At this moment in matrimonial M&A, TroncUs has split, but the latter isn't content with the single life.
Tronc (TRNC) , the third-largest U.S. newspaper company, has walked away from its offer to buy Us Weekly, telling magazine owner Wenner Media on Friday that it decided not to finalize and announce the deal this week, as the companies had planned, several confidential sources with knowledge of the latest developments said.
American Media, familiar to those still perusing supermarket checkout reading options, has quickly re-entered the picture as a suitor. AMI, the owner of the National Enquirer, Star, OK!, Soap Opera Digest and Men's Fitness, will likely close its own deal to buy Us Weekly as soon as this week, according to the same sources, for a purchase price that could reach $100 million.
The parties -- Wenner Media, AMI and Tronc -- all refused comment on the dealmaking.
Tronc shares on Tuesday afternoon were flat at $13.11.
If completed, AMI's purchase of Us Weekly would serve as the latest marker of roil and consolidation in the entertainment/celebrity press.

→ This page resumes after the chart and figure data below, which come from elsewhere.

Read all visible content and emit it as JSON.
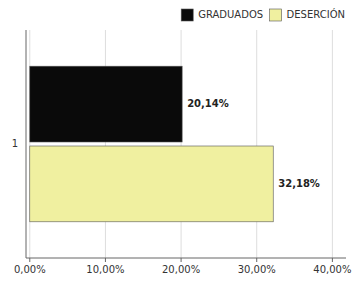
{
  "chart_data": {
    "type": "bar",
    "orientation": "horizontal",
    "categories": [
      "1"
    ],
    "series": [
      {
        "name": "GRADUADOS",
        "color": "#0a0a0a",
        "values": [
          20.14
        ],
        "value_labels": [
          "20,14%"
        ]
      },
      {
        "name": "DESERCIÓN",
        "color": "#f0f0a0",
        "values": [
          32.18
        ],
        "value_labels": [
          "32,18%"
        ]
      }
    ],
    "xlim": [
      -0.5,
      41.8
    ],
    "xticks": [
      {
        "value": 0,
        "label": "0,00%"
      },
      {
        "value": 10,
        "label": "10,00%"
      },
      {
        "value": 20,
        "label": "20,00%"
      },
      {
        "value": 30,
        "label": "30,00%"
      },
      {
        "value": 40,
        "label": "40,00%"
      }
    ],
    "grid": true,
    "legend": "upper right",
    "data_labels": true
  }
}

Both The Hollywood Reporter and Billboard remain available for sale by Eldridge Industries, and, of course, Time (TIME) is in the final stages of its auction, the centerpiece of which is People.
Watchers of Tronc and the newspaper industry will see still another reason to marvel at the actions of Tronc Chairman Michael Ferro. He and his executive teams had done rounds of due diligence on Us Weekly over a number of weeks, and agreement was reached on all terms, sources said. Why then did Tronc pull out at the last moment?
Insiders have nothing but speculation. "Maybe Ferro got some feedback after the press of the deal," one source close to the company said. Indeed, at least one longstanding board member voiced his opposition, sources said. It's also possible that Tronc Vice Chairman Patrick Soon-Shiong, who like Ferro has been buying up more of Tronc's shares, didn't support the strategy behind the acquisition.
TheStreet laid out, and raised questions about, that strategy last week. In short, within a global entertainment-centered strategy, Us Weekly was intended to provide Tronc both with more digital audience and more digital revenue. Further, the magazine's robust digital content was to be further distributed through rebuilt Tronc newspapers sites, from the Los Angeles Times to Baltimore Sun.
Ferro and his executive team may have one more reason for walking away. The company has said it is in the hunt for additional acquisitions this year; those could cost three to four times the price of Us Weekly. Tronc closed 2016 with about $200 million in cash, so it may be shepherding some of that for other deals.